Sharing is easy. By default, only the account creator has access. You can add new users, and define whether they only have download rights or full access. Individuals are identified by email address, or you can share a drive on a per-folder basis in a variety of ways. These include sharing via Twitter, Facebook, and MySpace, as well as an RSS feed and complete public access. You can add notifications for authorised users to let them know when a folder changes.
Once you've logged into your account at Pogoplug's web site, you can view listings of a wide range of file types in a variety of ways.
There's not much to criticise, but a lack of groups for sharing, Wi-Fi connectivity and — perhaps most serious drawback — the inability to directly add existing server-based data over the local area network deserve a mention.
Those issues aside, the Pogoplug works well, silently and draws only 5W at the plug.

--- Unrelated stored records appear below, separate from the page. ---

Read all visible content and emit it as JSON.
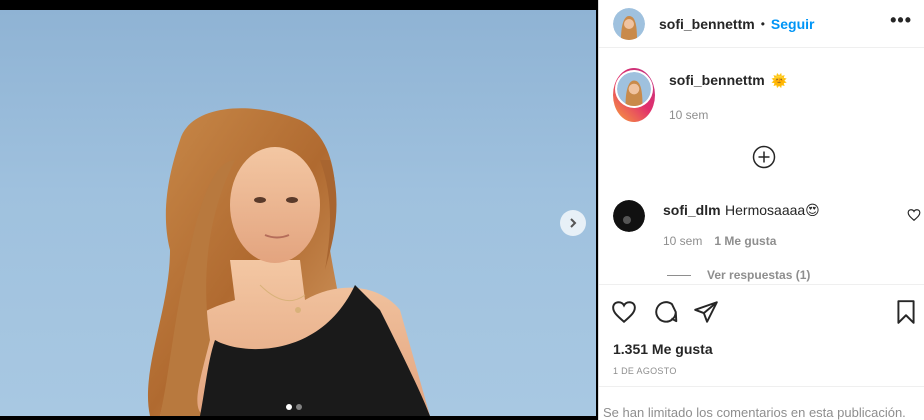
{
  "post": {
    "username": "sofi_bennettm",
    "follow_label": "Seguir",
    "separator": "•",
    "more_label": "•••",
    "caption_emoji": "🌞",
    "caption_time": "10 sem",
    "carousel": {
      "count": 2,
      "active": 0
    }
  },
  "comment": {
    "username": "sofi_dlm",
    "text": "Hermosaaaa😍",
    "time": "10 sem",
    "likes": "1 Me gusta",
    "replies": "Ver respuestas (1)"
  },
  "footer": {
    "likes": "1.351 Me gusta",
    "date": "1 de agosto",
    "limited": "Se han limitado los comentarios en esta publicación."
  },
  "icons": [
    "chevron-right-icon",
    "plus-circle-icon",
    "heart-icon",
    "comment-icon",
    "share-icon",
    "bookmark-icon"
  ],
  "colors": {
    "link": "#0095f6",
    "text": "#262626",
    "muted": "#8e8e8e"
  }
}
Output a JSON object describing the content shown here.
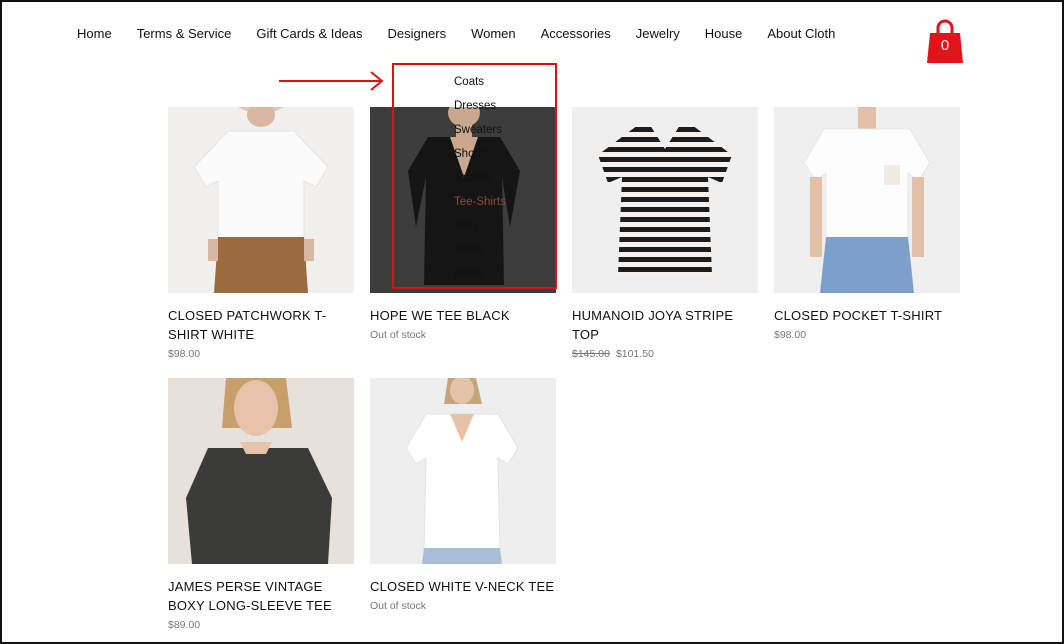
{
  "nav": {
    "items": [
      "Home",
      "Terms & Service",
      "Gift Cards & Ideas",
      "Designers",
      "Women",
      "Accessories",
      "Jewelry",
      "House",
      "About Cloth"
    ]
  },
  "cart": {
    "count": "0",
    "icon": "shopping-bag-icon",
    "color": "#e3131b"
  },
  "dropdown": {
    "items": [
      "Coats",
      "Dresses",
      "Sweaters",
      "Shorts",
      "Jackets",
      "Tee-Shirts",
      "Tops",
      "Skirts",
      "Pants"
    ],
    "active": "Tee-Shirts"
  },
  "products": [
    {
      "name": "CLOSED PATCHWORK T-SHIRT WHITE",
      "price": "$98.00"
    },
    {
      "name": "HOPE WE TEE BLACK",
      "status": "Out of stock"
    },
    {
      "name": "HUMANOID JOYA STRIPE TOP",
      "old_price": "$145.00",
      "price": "$101.50"
    },
    {
      "name": "CLOSED POCKET T-SHIRT",
      "price": "$98.00"
    },
    {
      "name": "JAMES PERSE VINTAGE BOXY LONG-SLEEVE TEE",
      "price": "$89.00"
    },
    {
      "name": "CLOSED WHITE V-NECK TEE",
      "status": "Out of stock"
    }
  ],
  "colors": {
    "annotation": "#e01010",
    "accent": "#e3131b"
  }
}
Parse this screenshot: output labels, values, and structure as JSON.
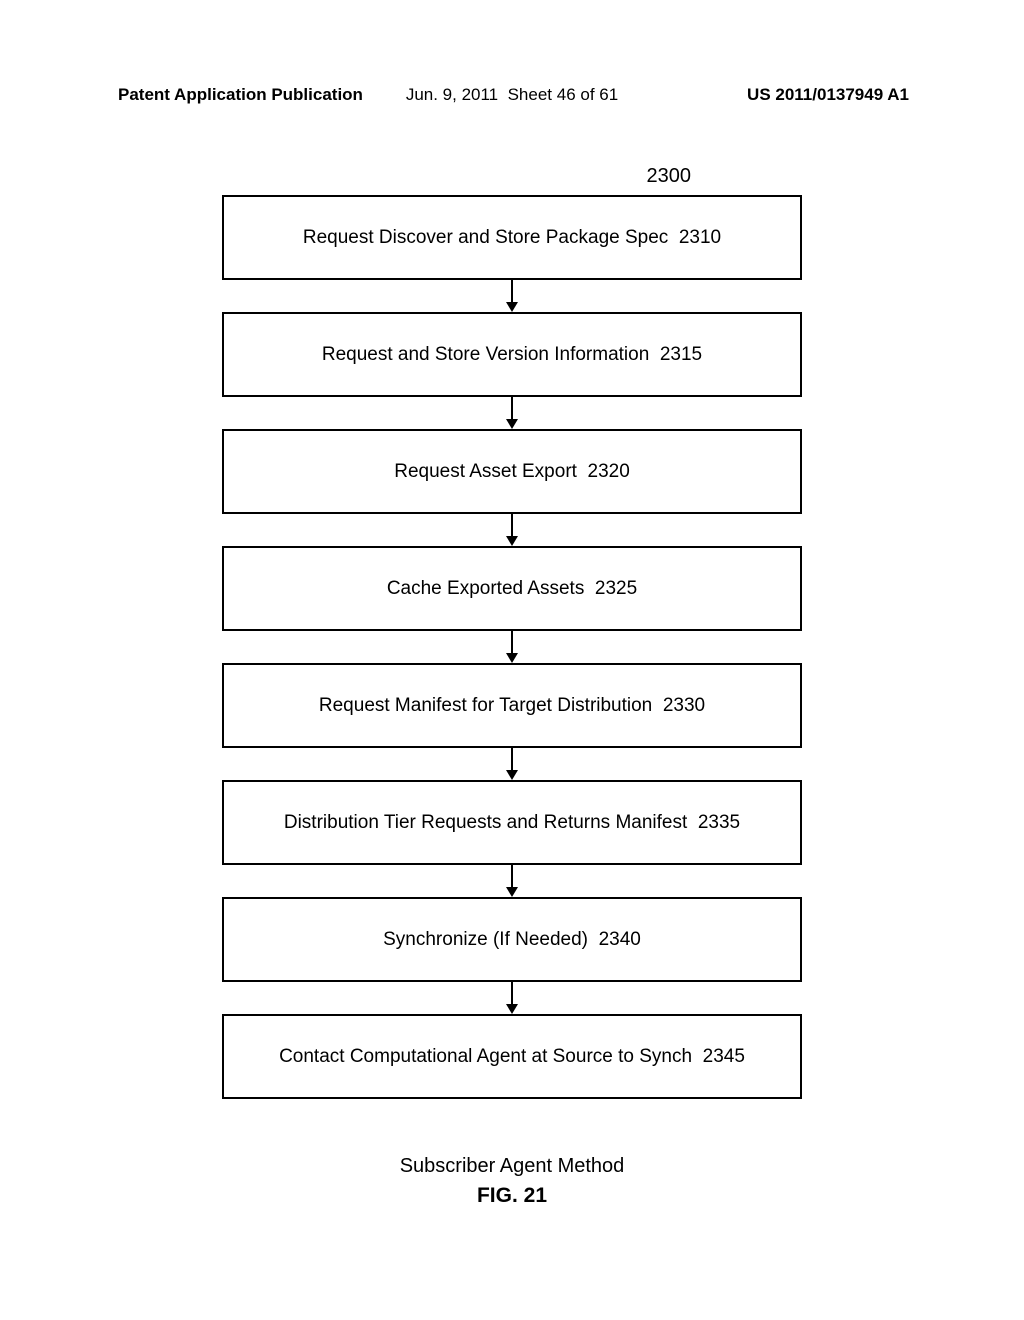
{
  "header": {
    "left": "Patent Application Publication",
    "date": "Jun. 9, 2011",
    "sheet": "Sheet 46 of 61",
    "right": "US 2011/0137949 A1"
  },
  "diagram_number": "2300",
  "steps": [
    {
      "label": "Request Discover and Store Package Spec",
      "ref": "2310"
    },
    {
      "label": "Request and Store Version Information",
      "ref": "2315"
    },
    {
      "label": "Request Asset Export",
      "ref": "2320"
    },
    {
      "label": "Cache Exported Assets",
      "ref": "2325"
    },
    {
      "label": "Request Manifest for Target Distribution",
      "ref": "2330"
    },
    {
      "label": "Distribution Tier Requests and Returns Manifest",
      "ref": "2335"
    },
    {
      "label": "Synchronize (If Needed)",
      "ref": "2340"
    },
    {
      "label": "Contact Computational Agent at Source to Synch",
      "ref": "2345"
    }
  ],
  "caption": {
    "title": "Subscriber Agent Method",
    "figure": "FIG. 21"
  }
}
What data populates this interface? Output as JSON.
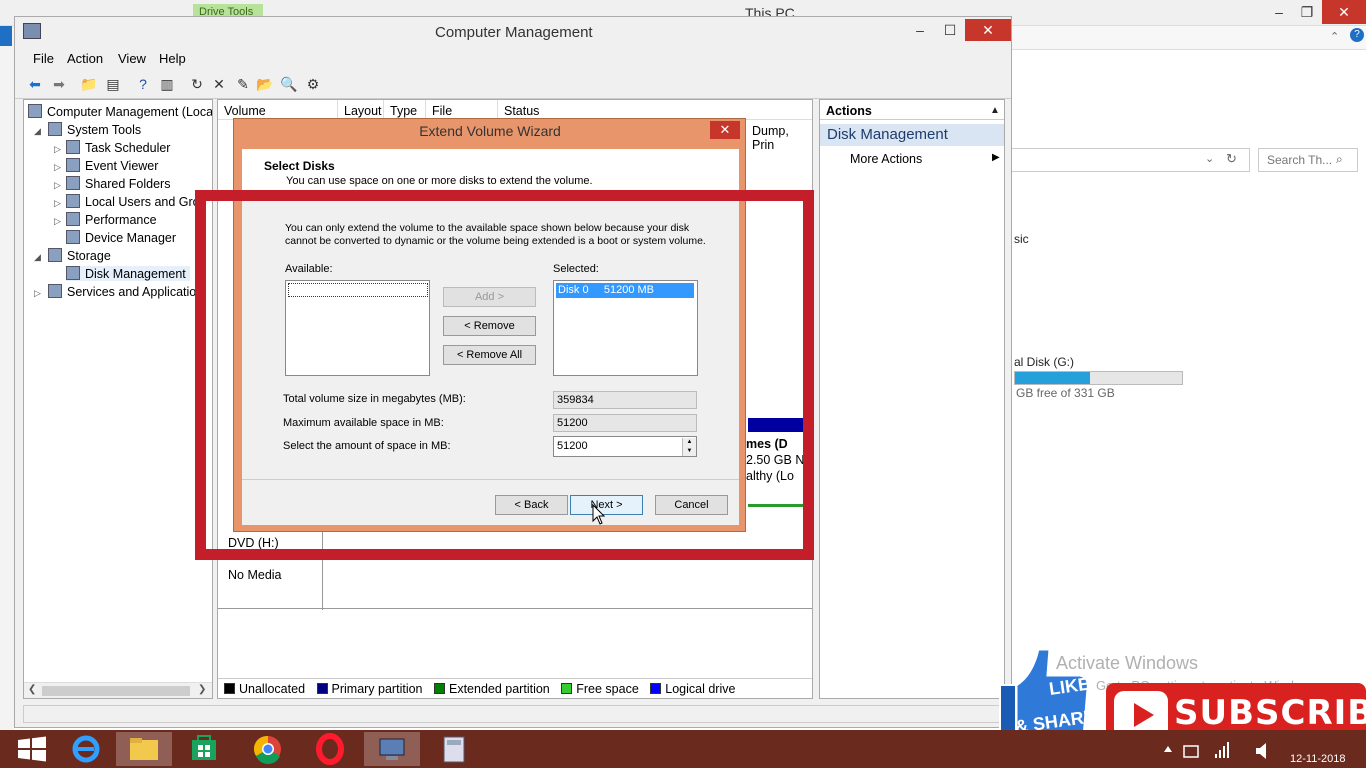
{
  "bg_window": {
    "title": "This PC",
    "drive_tools_tab": "Drive Tools",
    "search_placeholder": "Search Th...",
    "basic_text": "sic",
    "disk_label": "al Disk (G:)",
    "disk_free": "GB free of 331 GB",
    "disk_used_fraction": 0.45
  },
  "cm": {
    "title": "Computer Management",
    "menu": [
      "File",
      "Action",
      "View",
      "Help"
    ],
    "tree": [
      {
        "label": "Computer Management (Local",
        "icon": "computer-icon"
      },
      {
        "label": "System Tools",
        "icon": "tools-icon"
      },
      {
        "label": "Task Scheduler",
        "icon": "clock-icon"
      },
      {
        "label": "Event Viewer",
        "icon": "event-viewer-icon"
      },
      {
        "label": "Shared Folders",
        "icon": "shared-folder-icon"
      },
      {
        "label": "Local Users and Grou",
        "icon": "users-icon"
      },
      {
        "label": "Performance",
        "icon": "performance-icon"
      },
      {
        "label": "Device Manager",
        "icon": "device-manager-icon"
      },
      {
        "label": "Storage",
        "icon": "storage-icon"
      },
      {
        "label": "Disk Management",
        "icon": "disk-icon"
      },
      {
        "label": "Services and Application",
        "icon": "services-icon"
      }
    ],
    "columns": [
      "Volume",
      "Layout",
      "Type",
      "File System",
      "Status"
    ],
    "status_partial": "Dump, Prin",
    "partial_lines": [
      "mes (D",
      "2.50 GB N",
      "althy (Lo"
    ],
    "dvd_label": "DVD (H:)",
    "no_media": "No Media",
    "legend": [
      {
        "label": "Unallocated",
        "color": "#000000"
      },
      {
        "label": "Primary partition",
        "color": "#000080"
      },
      {
        "label": "Extended partition",
        "color": "#008000"
      },
      {
        "label": "Free space",
        "color": "#33cc33"
      },
      {
        "label": "Logical drive",
        "color": "#0000ff"
      }
    ],
    "actions": {
      "header": "Actions",
      "group": "Disk Management",
      "more": "More Actions"
    }
  },
  "wizard": {
    "title": "Extend Volume Wizard",
    "header_title": "Select Disks",
    "header_subtitle": "You can use space on one or more disks to extend the volume.",
    "description": "You can only extend the volume to the available space shown below because your disk cannot be converted to dynamic or the volume being extended is a boot or system volume.",
    "available_label": "Available:",
    "selected_label": "Selected:",
    "selected_item": "Disk 0     51200 MB",
    "add_label": "Add >",
    "remove_label": "< Remove",
    "remove_all_label": "< Remove All",
    "total_label": "Total volume size in megabytes (MB):",
    "total_value": "359834",
    "max_label": "Maximum available space in MB:",
    "max_value": "51200",
    "amount_label": "Select the amount of space in MB:",
    "amount_value": "51200",
    "back_label": "< Back",
    "next_label": "Next >",
    "cancel_label": "Cancel"
  },
  "watermark": {
    "line1": "Activate Windows",
    "line2": "Go to PC settings to activate Windows."
  },
  "overlay": {
    "like_text": "LIKE",
    "share_text": "& SHARE",
    "subscribe_text": "SUBSCRIBE"
  },
  "taskbar": {
    "date": "12-11-2018"
  }
}
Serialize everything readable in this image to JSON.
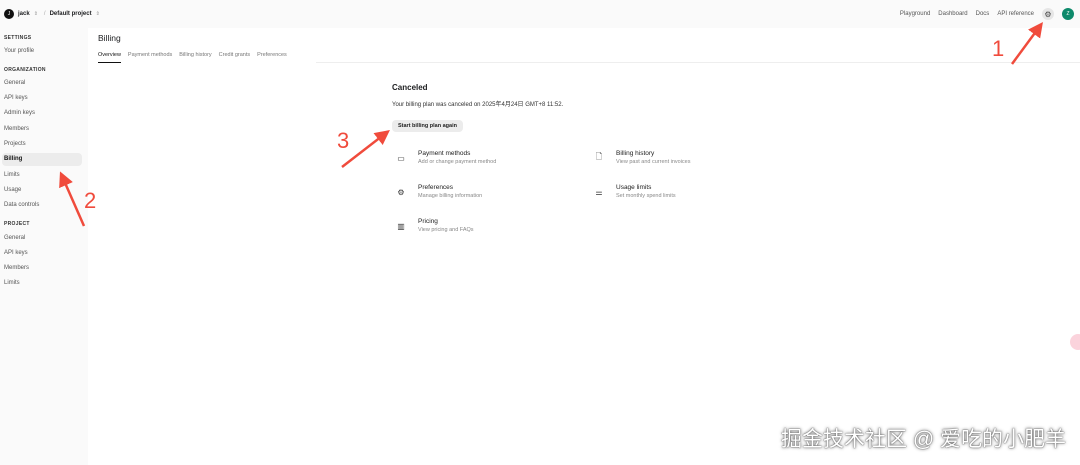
{
  "topbar": {
    "avatar": "J",
    "user": "jack",
    "project": "Default project",
    "links": [
      "Playground",
      "Dashboard",
      "Docs",
      "API reference"
    ],
    "user_avatar": "Z"
  },
  "sidebar": {
    "settings": "SETTINGS",
    "your_profile": "Your profile",
    "organization": "ORGANIZATION",
    "org_items": [
      "General",
      "API keys",
      "Admin keys",
      "Members",
      "Projects",
      "Billing",
      "Limits",
      "Usage",
      "Data controls"
    ],
    "project": "PROJECT",
    "project_items": [
      "General",
      "API keys",
      "Members",
      "Limits"
    ]
  },
  "main": {
    "title": "Billing",
    "tabs": [
      "Overview",
      "Payment methods",
      "Billing history",
      "Credit grants",
      "Preferences"
    ],
    "status": "Canceled",
    "message": "Your billing plan was canceled on 2025年4月24日 GMT+8 11:52.",
    "restart": "Start billing plan again",
    "cards": [
      {
        "title": "Payment methods",
        "sub": "Add or change payment method",
        "icon": "credit-card-icon"
      },
      {
        "title": "Billing history",
        "sub": "View past and current invoices",
        "icon": "document-icon"
      },
      {
        "title": "Preferences",
        "sub": "Manage billing information",
        "icon": "gear-icon"
      },
      {
        "title": "Usage limits",
        "sub": "Set monthly spend limits",
        "icon": "sliders-icon"
      },
      {
        "title": "Pricing",
        "sub": "View pricing and FAQs",
        "icon": "chart-icon"
      }
    ]
  },
  "annotations": [
    "1",
    "2",
    "3"
  ],
  "watermark": "掘金技术社区 @ 爱吃的小肥羊",
  "colors": {
    "arrow": "#f04b3c",
    "accent": "#0e8a6b"
  }
}
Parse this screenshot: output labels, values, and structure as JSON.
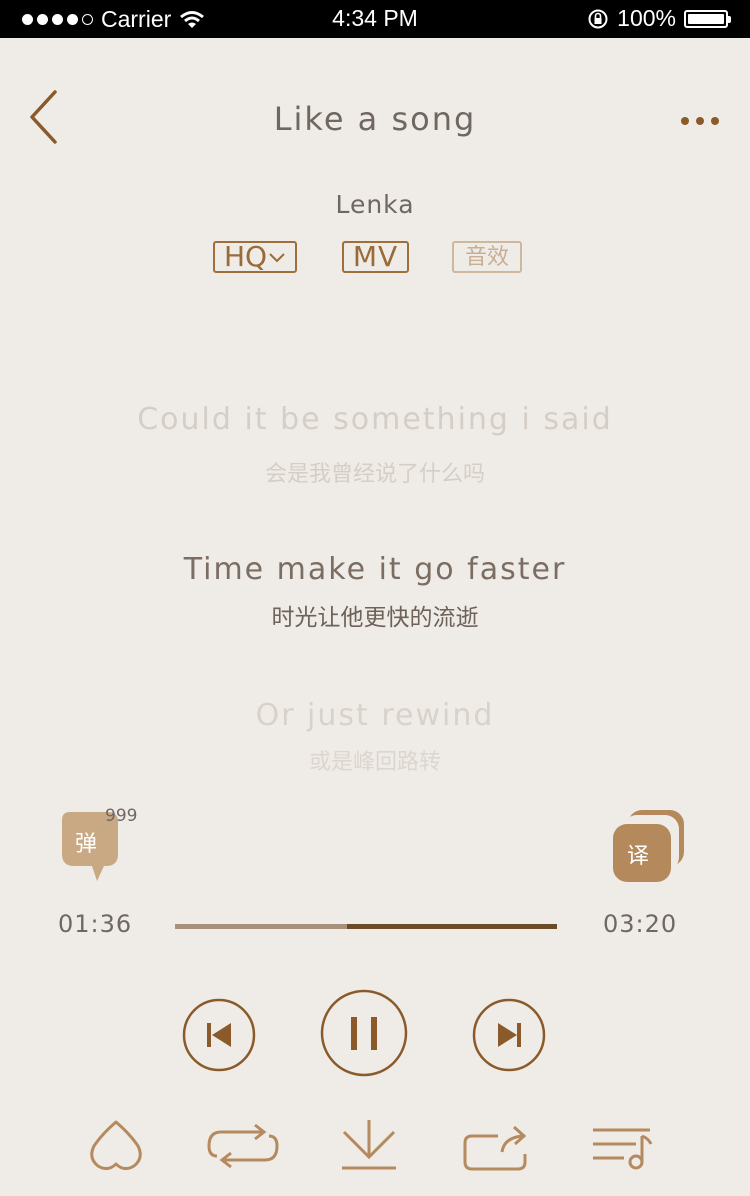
{
  "status_bar": {
    "carrier": "Carrier",
    "time": "4:34 PM",
    "battery_pct": "100%"
  },
  "header": {
    "title": "Like a song",
    "back_icon": "chevron-left-icon",
    "more_icon": "more-dots-icon"
  },
  "song": {
    "artist": "Lenka"
  },
  "tags": {
    "hq_label": "HQ",
    "mv_label": "MV",
    "effect_label": "音效"
  },
  "lyrics": [
    {
      "en": "Could it be something i said",
      "cn": "会是我曾经说了什么吗"
    },
    {
      "en": "Time make it go faster",
      "cn": "时光让他更快的流逝"
    },
    {
      "en": "Or just rewind",
      "cn": "或是峰回路转"
    }
  ],
  "danmu": {
    "label": "弹",
    "count": "999"
  },
  "translate": {
    "label": "译"
  },
  "playback": {
    "current": "01:36",
    "total": "03:20",
    "progress": 0.45
  },
  "controls": [
    "previous-icon",
    "pause-icon",
    "next-icon"
  ],
  "bottom_bar": [
    "like-heart-icon",
    "repeat-icon",
    "download-icon",
    "share-icon",
    "playlist-icon"
  ],
  "colors": {
    "accent": "#9a6a38",
    "background": "#efece8",
    "text": "#6f6760"
  }
}
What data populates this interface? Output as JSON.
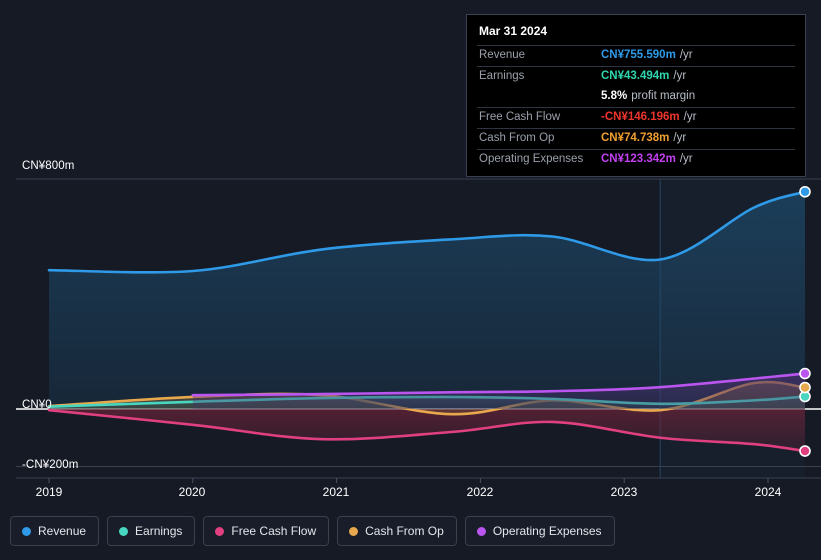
{
  "chart_data": {
    "type": "area",
    "title": "",
    "xlabel": "",
    "ylabel": "",
    "currency": "CN¥",
    "grid": true,
    "legend_position": "bottom",
    "x": [
      2019,
      2020,
      2021,
      2022,
      2023,
      2024
    ],
    "xlim": [
      2018.85,
      2024.4
    ],
    "ylim": [
      -260,
      800
    ],
    "yticks": [
      {
        "value": 800,
        "label": "CN¥800m"
      },
      {
        "value": 0,
        "label": "CN¥0"
      },
      {
        "value": -200,
        "label": "-CN¥200m"
      }
    ],
    "xticks": [
      "2019",
      "2020",
      "2021",
      "2022",
      "2023",
      "2024"
    ],
    "forecast_divider_x": 2023.25,
    "series": [
      {
        "name": "Revenue",
        "color": "#2e9ae8",
        "fill": "#1d4a6b",
        "start_x": 2019,
        "end_value": 755.59,
        "values": [
          483,
          480,
          555,
          590,
          600,
          520,
          700,
          755.59
        ],
        "x_points": [
          2019,
          2020,
          2020.9,
          2021.8,
          2022.5,
          2023.25,
          2023.9,
          2024.3
        ]
      },
      {
        "name": "Earnings",
        "color": "#48d6c0",
        "fill": "#2f5a59",
        "start_x": 2019,
        "end_value": 43.494,
        "values": [
          8,
          25,
          38,
          42,
          35,
          18,
          30,
          43.494
        ],
        "x_points": [
          2019,
          2020,
          2020.9,
          2021.8,
          2022.5,
          2023.25,
          2023.9,
          2024.3
        ]
      },
      {
        "name": "Free Cash Flow",
        "color": "#e0407f",
        "fill": "#6a2338",
        "start_x": 2019,
        "end_value": -146.196,
        "values": [
          -4,
          -55,
          -105,
          -80,
          -45,
          -100,
          -122,
          -146.196
        ],
        "x_points": [
          2019,
          2020,
          2020.9,
          2021.8,
          2022.5,
          2023.25,
          2023.9,
          2024.3
        ]
      },
      {
        "name": "Cash From Op",
        "color": "#e8a84d",
        "fill": "#7a6138",
        "start_x": 2019,
        "end_value": 74.738,
        "values": [
          10,
          42,
          48,
          -18,
          30,
          -4,
          90,
          74.738
        ],
        "x_points": [
          2019,
          2020,
          2020.9,
          2021.8,
          2022.5,
          2023.25,
          2023.9,
          2024.3
        ]
      },
      {
        "name": "Operating Expenses",
        "color": "#bb55f0",
        "fill": "#4a2f6e",
        "start_x": 2020,
        "end_value": 123.342,
        "values": [
          48,
          52,
          58,
          62,
          76,
          123.342
        ],
        "x_points": [
          2020,
          2020.9,
          2021.8,
          2022.5,
          2023.25,
          2024.3
        ]
      }
    ]
  },
  "tooltip": {
    "date": "Mar 31 2024",
    "rows": [
      {
        "key": "Revenue",
        "value": "CN¥755.590m",
        "unit": "/yr",
        "color": "#2e9ae8"
      },
      {
        "key": "Earnings",
        "value": "CN¥43.494m",
        "unit": "/yr",
        "color": "#2fd6ae"
      },
      {
        "key": "",
        "value": "5.8%",
        "sub": "profit margin",
        "color": "#ffffff"
      },
      {
        "key": "Free Cash Flow",
        "value": "-CN¥146.196m",
        "unit": "/yr",
        "color": "#f0352d"
      },
      {
        "key": "Cash From Op",
        "value": "CN¥74.738m",
        "unit": "/yr",
        "color": "#f0a030"
      },
      {
        "key": "Operating Expenses",
        "value": "CN¥123.342m",
        "unit": "/yr",
        "color": "#c240f0"
      }
    ]
  },
  "legend": {
    "items": [
      {
        "label": "Revenue",
        "color": "#2e9ae8"
      },
      {
        "label": "Earnings",
        "color": "#48d6c0"
      },
      {
        "label": "Free Cash Flow",
        "color": "#e0407f"
      },
      {
        "label": "Cash From Op",
        "color": "#e8a84d"
      },
      {
        "label": "Operating Expenses",
        "color": "#bb55f0"
      }
    ]
  }
}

Windows, Mac and Linux users can download applets that provide access to the Pogoplug as a local drive. There are also mobile phone applets for iPhone, Blackberry Storm and Palm, with a promise of access for Windows Mobile users 'coming soon'. But it's Linux, so you can always ssh or telnet into it; no downloads required.
Openness is part of the package. Pogoplug's makers promise that if the company fails, the code will remain open for others to continue, and there's a vigorous, manufacturer-encouraged community for those interested in hacking the device and installing new functionality. Cloud Engines seems open to new ideas for improving the product too.
The alternative to the Pogoplug approach is uploading content to online storage services such as Dropbox or Mozy. However, if you're sharing gigabytes of data this is very tedious, slow and expensive by comparison. There are few products like the Pogoplug and, when you factor in the product's openness, you'll have a hard time finding a device for internet data-sharing that offers more or is easier to use than this.